Gabriele Töpferwein | | Artikel drucken
Lesedauer: 4 Minuten
Diego de Landa - Bericht aus Yucatan (512 Downloads )

Diego_de_Landa_Bericht_aus_Yucatan.jpgDer Franziskanermönch Diego de Landa kam als 25-Jähriger in das gerade von den Spaniern eroberte Yucatán, um als Missionar zu wirken. Er war ein eifriger Missionar und machte in der Ordenshierarchie schnell Karriere. 24 Jahre nach seiner Ankunft sollte er schließlich Bischof von Yucatán werden. Der Bischofstitel war nachgerade ein Auszeichnung für eine rigorose Missionsarbeit. Dabei war er noch 1563 wegen seines allzu rigiden Vorgehens gegen die Indios nach Spanien beordert worden, wo die Inquisition einen Prozess gegen ihn anstrengte. Zur Vorbereitung dieses Prozesses verfasste er zu seiner Verteidigung eine Denkschrift, die „Relación de las cosas de Yucatán“. In dieser Schrift schildert er das Leben der Indios von Yucatán, ihre Bräuche, ihre Religion. Sehr ausführlich beschäftigt er sich mit dem Kalender der Mayas, versucht, ihre Schrift zu entschlüsseln. Diego de Landa beschreibt in seinem Bericht nicht nur das Leben auf Yucatán, die Tier- und Pflanzenwelt sowie den Verlauf der Konquista. Vor allem will er deutlich machen, wie weit die Missionierung der Indios bereits vorangekommen ist, wie viel aber auch noch zu leisten sein wird, denn es „ irren sich jene sehr, die sagen weil die Indios von den Spaniern mit Unrecht, Drangsalen und schlechten Beispielen heimgesucht wurden, wäre es besser gewesen, dass man sie nicht entdeckt hätte“. De Landa hat die Mayas „studiert“, er hat versucht, ihre Sprache zu entschlüsseln – mit einem einzigen Ziel: Er wollte sie missionieren. Dabei war er alles andere als zimperlich: Das von ihm veranlasste Autodafé von Maní (1562), bei dem er „dem Teufel“ anhängende Mayas züchtigen und unzählige ihrer Bücher verbrennen ließ, ging in die Geschichte ein. Diese „Austreibung“ der Mayakultur war dann auch der auslösende Anlass für den Prozess gegen ihn. In dessen Verlauf kam man allerdings zu dem Schluss, dass er von allen Vorwürfen freizusprechen sei, schließlich habe er in Übereinstimmung mit päpstlichen Richtlinien gehandelt. Die Franziskaner setzten dann seine Ernennung zum Bischof durch.

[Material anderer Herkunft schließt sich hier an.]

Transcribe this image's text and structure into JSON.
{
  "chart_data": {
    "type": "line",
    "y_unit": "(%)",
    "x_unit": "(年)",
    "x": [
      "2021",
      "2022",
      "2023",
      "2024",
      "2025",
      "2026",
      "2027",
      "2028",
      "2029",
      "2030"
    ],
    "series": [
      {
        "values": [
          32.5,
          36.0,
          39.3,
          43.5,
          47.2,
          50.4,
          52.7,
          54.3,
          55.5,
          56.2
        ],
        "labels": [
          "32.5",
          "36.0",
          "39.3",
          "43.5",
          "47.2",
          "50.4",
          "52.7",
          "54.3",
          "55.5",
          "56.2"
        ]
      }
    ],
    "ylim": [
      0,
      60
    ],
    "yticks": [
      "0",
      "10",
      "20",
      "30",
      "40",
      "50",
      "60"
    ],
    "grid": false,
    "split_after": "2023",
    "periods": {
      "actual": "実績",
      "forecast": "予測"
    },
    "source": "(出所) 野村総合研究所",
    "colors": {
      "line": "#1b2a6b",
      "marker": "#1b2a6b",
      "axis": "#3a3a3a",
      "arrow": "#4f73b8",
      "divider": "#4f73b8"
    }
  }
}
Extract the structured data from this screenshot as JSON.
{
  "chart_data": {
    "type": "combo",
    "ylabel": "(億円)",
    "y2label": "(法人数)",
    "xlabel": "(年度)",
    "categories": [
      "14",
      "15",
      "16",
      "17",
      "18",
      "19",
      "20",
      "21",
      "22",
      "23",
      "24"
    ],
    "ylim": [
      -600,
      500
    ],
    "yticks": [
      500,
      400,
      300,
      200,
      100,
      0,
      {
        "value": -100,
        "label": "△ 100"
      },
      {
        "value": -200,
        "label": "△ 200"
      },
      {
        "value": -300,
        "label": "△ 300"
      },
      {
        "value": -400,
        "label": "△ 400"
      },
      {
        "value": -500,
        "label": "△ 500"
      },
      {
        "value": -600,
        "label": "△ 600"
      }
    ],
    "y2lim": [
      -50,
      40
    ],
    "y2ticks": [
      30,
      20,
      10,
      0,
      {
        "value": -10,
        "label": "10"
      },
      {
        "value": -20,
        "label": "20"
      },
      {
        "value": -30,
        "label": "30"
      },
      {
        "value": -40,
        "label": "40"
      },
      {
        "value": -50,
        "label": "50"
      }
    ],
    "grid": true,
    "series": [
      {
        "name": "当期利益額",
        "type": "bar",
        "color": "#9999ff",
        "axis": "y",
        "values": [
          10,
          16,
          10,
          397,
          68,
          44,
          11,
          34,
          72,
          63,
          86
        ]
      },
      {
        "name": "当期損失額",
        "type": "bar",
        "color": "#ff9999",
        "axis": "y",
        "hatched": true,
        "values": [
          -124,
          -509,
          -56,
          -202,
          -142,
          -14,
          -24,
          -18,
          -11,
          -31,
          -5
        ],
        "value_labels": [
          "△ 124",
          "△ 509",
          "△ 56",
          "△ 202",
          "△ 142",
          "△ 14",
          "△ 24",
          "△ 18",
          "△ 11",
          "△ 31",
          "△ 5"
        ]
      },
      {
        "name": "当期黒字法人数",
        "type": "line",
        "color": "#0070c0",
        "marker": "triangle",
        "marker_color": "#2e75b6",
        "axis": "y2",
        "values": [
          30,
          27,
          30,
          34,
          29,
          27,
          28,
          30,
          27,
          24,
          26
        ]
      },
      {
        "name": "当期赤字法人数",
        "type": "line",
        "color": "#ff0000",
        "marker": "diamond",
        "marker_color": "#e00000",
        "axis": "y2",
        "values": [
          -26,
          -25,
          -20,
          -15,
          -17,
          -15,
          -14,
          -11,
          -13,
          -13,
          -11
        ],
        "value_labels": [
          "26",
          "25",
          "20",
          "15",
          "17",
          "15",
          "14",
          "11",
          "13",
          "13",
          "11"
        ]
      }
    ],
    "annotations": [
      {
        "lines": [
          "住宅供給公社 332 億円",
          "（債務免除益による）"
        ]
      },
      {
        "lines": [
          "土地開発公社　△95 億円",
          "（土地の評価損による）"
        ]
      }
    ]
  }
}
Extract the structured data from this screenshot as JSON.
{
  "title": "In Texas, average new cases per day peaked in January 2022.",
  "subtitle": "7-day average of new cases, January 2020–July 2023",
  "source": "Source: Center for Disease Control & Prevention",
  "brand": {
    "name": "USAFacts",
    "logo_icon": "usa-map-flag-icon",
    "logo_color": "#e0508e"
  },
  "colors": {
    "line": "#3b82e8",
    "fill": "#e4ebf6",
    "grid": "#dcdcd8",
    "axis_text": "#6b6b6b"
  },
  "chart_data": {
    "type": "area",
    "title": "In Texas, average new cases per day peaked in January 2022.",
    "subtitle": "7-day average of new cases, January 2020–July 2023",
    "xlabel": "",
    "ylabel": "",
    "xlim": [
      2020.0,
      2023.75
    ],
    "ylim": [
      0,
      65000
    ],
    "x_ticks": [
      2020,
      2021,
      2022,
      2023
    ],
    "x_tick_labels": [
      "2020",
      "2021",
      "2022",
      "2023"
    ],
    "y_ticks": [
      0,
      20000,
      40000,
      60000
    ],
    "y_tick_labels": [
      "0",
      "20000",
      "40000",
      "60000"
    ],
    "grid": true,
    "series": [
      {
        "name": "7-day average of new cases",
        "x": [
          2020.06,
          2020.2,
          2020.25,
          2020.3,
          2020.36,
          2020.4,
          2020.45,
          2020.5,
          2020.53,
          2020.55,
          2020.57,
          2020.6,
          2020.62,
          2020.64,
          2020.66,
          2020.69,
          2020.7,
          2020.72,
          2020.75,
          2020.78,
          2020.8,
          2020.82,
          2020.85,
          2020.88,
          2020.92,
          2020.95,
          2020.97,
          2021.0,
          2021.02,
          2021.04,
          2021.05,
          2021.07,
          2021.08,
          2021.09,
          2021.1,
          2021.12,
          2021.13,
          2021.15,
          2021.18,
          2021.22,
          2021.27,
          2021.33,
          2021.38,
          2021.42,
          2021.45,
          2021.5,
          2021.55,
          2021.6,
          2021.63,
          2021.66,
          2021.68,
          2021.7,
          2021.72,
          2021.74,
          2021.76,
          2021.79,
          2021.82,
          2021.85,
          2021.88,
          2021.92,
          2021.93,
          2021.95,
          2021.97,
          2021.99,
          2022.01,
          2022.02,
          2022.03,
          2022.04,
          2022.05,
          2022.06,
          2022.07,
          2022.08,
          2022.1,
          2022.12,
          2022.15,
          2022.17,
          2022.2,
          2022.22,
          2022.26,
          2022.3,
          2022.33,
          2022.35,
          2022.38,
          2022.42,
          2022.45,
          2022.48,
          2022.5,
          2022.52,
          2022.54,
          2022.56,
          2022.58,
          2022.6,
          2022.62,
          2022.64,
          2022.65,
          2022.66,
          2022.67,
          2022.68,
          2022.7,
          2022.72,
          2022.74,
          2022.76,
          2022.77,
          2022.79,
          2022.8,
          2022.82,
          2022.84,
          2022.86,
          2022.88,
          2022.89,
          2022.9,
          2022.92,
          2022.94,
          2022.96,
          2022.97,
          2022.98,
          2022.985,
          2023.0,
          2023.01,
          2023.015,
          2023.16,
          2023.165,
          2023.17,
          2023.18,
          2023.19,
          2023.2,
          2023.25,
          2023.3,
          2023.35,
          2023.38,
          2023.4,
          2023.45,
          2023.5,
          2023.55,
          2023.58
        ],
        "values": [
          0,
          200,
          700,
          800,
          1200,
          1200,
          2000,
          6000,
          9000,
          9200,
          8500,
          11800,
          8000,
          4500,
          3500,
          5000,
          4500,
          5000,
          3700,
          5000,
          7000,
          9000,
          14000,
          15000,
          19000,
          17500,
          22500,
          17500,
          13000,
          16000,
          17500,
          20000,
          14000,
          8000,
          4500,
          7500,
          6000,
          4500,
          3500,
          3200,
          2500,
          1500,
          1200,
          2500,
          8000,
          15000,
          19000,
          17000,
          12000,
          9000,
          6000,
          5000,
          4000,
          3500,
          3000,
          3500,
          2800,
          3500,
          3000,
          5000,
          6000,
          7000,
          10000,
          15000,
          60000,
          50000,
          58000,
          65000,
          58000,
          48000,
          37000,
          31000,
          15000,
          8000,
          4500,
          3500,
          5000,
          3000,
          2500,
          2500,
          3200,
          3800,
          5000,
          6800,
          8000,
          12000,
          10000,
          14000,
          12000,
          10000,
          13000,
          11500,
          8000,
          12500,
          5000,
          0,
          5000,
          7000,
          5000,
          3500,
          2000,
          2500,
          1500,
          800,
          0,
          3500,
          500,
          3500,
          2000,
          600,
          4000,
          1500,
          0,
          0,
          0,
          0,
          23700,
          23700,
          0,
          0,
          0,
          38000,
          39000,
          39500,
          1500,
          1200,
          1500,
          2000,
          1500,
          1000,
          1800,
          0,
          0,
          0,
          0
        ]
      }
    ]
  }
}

Aber die Geschichte geht manchmal seltsame Wege. Der in seinem missionarischen Eifer unmenschliche Franziskaner, der jede Erinnerung an die heidnische Kultur der yucatequischen Indios auslöschen wollte, leistete ungewollt einen Beitrag zu ihrer Bewahrung. Sein „Bericht aus Yucatán“ ist heute eine wichtige Quelle für Mayaforscher, da er – wenn auch gefiltert – den Bericht eines Augenzeugen der Konquista liefert. Und auch wenn de Landa das System der Mayasprache nicht verstand, seine aus diesem Unverständnis entstandene Lautschrift sollte Jahrhunderte später ein Schlüssel für das Verständnis der Maya-Glyphen sein. Für die Mayas von heute lieferte er damit eine Quelle zur Festigung ihrer Identität. Das hatte sich der eifernde Franziskaner zweifellos ganz anders vorgestellt.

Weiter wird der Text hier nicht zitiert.